To increase the probability of having as large a population as possible in "Y", you could:
(i) Before the trial, request and encourage co-operation from all DCF members (maybe offer some kind of an incentive or reward?). This is your main and potentially "captive" audience.
(ii) Before the trial, request/encourage co-operation from other audiences - e.g., (say) from users of other blogs/forums - to enter into the trial.
(iii) Before the trial, update those features of the website that might attract members of a population that might formerly have been unable to access/use your site for whatever reason - e.g., say, blind or poor-sighted people, by enabling ARIA technology (Accessible Rich Internet Applications markup) in the website.

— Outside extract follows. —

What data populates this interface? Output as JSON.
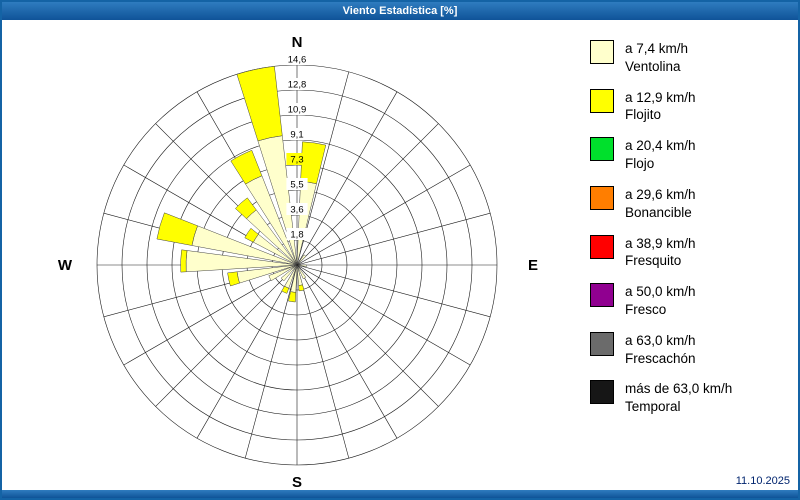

(b) At least 60% response rate from that population: this is a general rule-of-thumb used in statistical census-taking in New Zealand and the UK. For your purposes, you might have to put up with less, but, as it diminishes, the reliability/veracity of your statistical analysis diminishes quite rapidly - as per (a). Reliability/veracity can be described as a function of total population size and response rate.
Method of collecting feedback and making an analysis:To improve the feasibility and use of the feedback in analysis, it is probably useful to ensure that there is a questionnaire which asks specific closed (but not loaded) questions, designed to elicit specific objective responses on matters that you have identified as being important to assess for the purposes of the trial and in testing the hypothesis.
Some of the questions may need to be antithetical to cancel out "faking" in the responses.
Where a question may necessarily and unavoidably be likely to provide a subjective response, then the Kepner-Tegoe approach can be useful in averaging out bias in the population of responses. That could probably involve (say) using some importance or weighting factor to multiply each response by, and then taking the average of the results. (That is, not all responses to some questions would necessarily carry equal weight.)
Avoid mixing up the objective response data with the subjective.